Yahoo Still Pricing In Worst-Case Scenario
- Shares of Yahoo! Inc. (NASDAQ: YHOO) have declined 46.11 percent year-to-date, from the high of $51.22, reached on December 30, 2014.
- Bob Peck of SunTrust Robinson Humphrey has maintained a Buy rating and price target of $40 on the company.
- The company announced on September 28 that its Board had authorized Yahoo to continue with its plan to spin-off Aabaco.
According to the SunTrust report, the company’s Board has “waived the favorable IRS private letter ruling (PLR) requirement for the spin-off, and the company is proceeding with the proposed transaction.”
Although the stock rallied after market close, following this announcement, Peck believes that the PLR request being denied by the IRS and the accelerated departure of executives from the company would worsen investor sentiment.
Regarding the Aabaco spin-off, Peck reported that Yahoo’s Board “retains the right to modify/cancel the transaction at any time,” and that the main conditions for completing the spin-off include obtaining the tax counsel’s legal opinion, declaration from the SEC that the registration statement was effective and the Board granting its final approval.

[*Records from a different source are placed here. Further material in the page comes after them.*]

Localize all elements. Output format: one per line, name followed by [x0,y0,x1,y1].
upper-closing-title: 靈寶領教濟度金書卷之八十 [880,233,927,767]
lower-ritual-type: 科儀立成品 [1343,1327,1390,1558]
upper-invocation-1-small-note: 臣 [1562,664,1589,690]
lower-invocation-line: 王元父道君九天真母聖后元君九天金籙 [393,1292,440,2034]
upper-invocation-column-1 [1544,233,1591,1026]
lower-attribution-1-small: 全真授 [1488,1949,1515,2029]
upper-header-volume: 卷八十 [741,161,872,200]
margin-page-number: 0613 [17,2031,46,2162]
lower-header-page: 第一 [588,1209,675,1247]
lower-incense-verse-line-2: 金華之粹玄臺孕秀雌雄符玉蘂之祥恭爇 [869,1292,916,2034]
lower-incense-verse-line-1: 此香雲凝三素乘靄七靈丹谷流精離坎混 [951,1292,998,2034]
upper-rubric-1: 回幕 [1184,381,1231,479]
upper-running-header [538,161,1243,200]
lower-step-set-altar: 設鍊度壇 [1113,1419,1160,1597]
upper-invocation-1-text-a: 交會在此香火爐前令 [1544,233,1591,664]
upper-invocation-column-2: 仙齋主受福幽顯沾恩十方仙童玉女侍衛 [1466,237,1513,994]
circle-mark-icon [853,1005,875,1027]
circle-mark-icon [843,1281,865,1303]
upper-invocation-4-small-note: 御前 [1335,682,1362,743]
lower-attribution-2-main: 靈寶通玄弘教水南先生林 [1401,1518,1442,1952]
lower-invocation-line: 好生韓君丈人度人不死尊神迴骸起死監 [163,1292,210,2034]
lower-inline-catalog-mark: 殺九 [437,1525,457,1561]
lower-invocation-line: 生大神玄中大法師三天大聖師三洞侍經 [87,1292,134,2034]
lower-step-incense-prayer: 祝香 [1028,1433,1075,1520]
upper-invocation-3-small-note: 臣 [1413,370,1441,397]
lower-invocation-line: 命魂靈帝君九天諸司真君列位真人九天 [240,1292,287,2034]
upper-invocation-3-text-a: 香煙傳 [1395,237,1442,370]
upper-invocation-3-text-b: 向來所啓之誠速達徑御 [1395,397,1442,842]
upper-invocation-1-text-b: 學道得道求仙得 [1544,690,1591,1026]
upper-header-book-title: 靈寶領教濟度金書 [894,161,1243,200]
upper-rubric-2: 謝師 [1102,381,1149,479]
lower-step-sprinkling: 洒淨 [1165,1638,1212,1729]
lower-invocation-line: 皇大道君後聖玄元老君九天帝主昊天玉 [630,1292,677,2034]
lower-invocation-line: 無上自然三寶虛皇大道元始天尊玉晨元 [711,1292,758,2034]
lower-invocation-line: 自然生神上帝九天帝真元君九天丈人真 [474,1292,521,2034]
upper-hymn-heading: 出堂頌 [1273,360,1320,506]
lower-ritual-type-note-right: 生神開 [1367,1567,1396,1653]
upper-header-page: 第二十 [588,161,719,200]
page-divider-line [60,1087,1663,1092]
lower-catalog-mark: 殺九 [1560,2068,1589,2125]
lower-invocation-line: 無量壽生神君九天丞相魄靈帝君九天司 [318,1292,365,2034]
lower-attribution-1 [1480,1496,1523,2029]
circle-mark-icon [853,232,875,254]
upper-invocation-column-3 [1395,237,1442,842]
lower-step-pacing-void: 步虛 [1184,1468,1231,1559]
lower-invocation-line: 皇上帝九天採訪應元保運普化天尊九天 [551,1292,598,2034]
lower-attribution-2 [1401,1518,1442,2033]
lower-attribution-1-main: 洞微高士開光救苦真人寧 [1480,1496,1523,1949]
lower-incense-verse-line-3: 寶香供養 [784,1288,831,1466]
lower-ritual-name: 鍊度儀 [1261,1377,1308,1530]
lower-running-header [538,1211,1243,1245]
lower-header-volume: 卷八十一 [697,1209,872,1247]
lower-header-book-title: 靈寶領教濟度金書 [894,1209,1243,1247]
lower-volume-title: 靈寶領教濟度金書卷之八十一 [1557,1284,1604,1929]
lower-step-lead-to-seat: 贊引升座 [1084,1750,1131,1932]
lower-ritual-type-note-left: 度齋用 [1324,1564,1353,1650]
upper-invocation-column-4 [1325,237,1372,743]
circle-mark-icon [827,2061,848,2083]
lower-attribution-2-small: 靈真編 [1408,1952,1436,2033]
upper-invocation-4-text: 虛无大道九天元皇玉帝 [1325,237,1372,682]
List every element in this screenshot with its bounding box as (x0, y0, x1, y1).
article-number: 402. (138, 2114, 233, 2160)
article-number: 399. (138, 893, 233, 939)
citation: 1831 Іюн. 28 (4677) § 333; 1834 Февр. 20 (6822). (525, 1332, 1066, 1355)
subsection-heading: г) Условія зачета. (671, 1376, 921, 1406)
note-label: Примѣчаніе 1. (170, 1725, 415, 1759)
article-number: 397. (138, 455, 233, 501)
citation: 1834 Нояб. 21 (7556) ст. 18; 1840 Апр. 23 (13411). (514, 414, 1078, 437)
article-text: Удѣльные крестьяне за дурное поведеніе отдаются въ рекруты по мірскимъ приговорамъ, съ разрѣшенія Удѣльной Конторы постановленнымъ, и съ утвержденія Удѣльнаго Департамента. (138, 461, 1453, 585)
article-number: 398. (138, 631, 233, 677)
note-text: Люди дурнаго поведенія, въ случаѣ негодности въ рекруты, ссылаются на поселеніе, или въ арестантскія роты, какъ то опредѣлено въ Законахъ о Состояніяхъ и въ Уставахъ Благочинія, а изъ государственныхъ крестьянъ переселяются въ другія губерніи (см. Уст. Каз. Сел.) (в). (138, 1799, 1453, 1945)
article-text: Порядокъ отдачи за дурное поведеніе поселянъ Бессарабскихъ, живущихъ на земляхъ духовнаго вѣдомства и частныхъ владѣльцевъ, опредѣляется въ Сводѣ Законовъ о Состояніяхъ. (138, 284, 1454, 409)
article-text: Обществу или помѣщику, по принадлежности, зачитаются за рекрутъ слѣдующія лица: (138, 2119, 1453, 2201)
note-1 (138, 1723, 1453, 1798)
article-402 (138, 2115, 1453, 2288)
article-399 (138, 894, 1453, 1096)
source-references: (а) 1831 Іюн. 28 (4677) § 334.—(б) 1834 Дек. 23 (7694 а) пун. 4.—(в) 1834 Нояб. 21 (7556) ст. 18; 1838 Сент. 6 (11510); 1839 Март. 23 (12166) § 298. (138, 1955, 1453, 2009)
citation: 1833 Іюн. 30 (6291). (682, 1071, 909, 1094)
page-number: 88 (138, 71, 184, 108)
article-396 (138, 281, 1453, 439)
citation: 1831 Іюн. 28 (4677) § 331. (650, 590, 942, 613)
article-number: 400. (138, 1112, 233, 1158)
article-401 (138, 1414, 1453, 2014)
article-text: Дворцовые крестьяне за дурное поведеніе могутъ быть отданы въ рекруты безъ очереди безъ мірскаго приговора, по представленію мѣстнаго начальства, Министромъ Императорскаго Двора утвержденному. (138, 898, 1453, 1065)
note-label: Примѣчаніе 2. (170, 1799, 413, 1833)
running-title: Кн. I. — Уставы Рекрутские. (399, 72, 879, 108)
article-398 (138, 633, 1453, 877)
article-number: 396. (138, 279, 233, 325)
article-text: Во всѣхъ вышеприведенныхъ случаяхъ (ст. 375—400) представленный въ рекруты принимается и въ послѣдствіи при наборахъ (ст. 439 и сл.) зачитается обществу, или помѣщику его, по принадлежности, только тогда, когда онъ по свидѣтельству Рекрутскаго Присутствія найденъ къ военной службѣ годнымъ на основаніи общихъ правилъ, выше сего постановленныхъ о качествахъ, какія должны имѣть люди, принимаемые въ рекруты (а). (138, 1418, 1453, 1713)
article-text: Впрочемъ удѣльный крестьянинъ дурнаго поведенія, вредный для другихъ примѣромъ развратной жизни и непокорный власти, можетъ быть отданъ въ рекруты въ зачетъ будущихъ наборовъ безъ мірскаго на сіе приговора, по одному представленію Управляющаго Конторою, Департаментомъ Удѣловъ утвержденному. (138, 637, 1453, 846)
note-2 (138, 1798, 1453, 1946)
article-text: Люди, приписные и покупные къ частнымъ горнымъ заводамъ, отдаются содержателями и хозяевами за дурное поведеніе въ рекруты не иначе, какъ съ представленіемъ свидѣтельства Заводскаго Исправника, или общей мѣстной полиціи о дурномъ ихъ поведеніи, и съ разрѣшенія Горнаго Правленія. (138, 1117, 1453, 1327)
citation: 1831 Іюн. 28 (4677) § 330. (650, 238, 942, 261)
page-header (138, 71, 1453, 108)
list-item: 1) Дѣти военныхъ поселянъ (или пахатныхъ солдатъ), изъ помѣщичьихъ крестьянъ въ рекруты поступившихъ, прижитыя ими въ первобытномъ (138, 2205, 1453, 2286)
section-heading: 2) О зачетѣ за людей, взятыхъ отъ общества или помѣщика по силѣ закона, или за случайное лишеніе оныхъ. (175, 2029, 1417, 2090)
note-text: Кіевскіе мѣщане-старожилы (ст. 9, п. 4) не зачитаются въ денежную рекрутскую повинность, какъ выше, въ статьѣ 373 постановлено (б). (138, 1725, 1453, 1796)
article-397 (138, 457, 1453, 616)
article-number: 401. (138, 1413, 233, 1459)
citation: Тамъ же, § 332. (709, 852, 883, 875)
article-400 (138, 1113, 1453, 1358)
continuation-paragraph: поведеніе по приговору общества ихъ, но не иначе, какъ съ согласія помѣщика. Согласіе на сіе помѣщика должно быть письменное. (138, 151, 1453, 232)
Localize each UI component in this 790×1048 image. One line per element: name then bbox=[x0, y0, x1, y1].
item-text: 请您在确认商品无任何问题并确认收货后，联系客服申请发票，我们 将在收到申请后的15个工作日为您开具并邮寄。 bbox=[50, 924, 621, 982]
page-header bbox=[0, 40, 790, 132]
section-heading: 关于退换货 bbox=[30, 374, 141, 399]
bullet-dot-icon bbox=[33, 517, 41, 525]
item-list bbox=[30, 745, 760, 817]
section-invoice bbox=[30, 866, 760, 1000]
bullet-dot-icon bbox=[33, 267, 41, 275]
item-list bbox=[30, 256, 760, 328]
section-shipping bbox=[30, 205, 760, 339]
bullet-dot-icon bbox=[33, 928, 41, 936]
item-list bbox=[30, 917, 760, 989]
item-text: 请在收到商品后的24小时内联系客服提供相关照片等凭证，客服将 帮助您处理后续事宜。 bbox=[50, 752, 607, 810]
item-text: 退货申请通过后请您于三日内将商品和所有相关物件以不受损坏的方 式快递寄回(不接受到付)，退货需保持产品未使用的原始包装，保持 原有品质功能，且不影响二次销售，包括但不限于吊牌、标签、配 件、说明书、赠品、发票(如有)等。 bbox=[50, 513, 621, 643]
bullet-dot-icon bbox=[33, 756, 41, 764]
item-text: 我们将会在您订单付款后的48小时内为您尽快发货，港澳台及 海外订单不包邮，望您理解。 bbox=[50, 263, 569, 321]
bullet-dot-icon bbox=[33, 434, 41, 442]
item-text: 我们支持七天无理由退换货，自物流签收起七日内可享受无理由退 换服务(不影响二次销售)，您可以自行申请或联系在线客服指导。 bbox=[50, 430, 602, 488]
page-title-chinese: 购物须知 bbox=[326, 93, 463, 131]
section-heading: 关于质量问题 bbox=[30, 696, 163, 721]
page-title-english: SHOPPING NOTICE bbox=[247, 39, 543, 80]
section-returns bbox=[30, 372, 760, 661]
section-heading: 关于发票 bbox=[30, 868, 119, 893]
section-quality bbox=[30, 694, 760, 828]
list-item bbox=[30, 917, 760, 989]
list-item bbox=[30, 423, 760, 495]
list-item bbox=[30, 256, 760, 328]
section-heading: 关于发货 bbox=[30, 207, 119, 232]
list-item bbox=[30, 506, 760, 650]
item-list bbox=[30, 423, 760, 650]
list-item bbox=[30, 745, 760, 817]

The company expects to close the transaction in 4Q15. Although the IRS is working on modifying the rules for taxing spin-offs, Peck believes that Yahoo would be able to complete its spin-off before the new rules are enforced.
“While precedents could support a tax-free treatment, the possibility of an IRS audit could create uncertainty on the final tax bill,” Peck added.
Investors appear to be pricing in the worst-case scenario into the stock, but Peck believes that the risk-reward is favorable at present.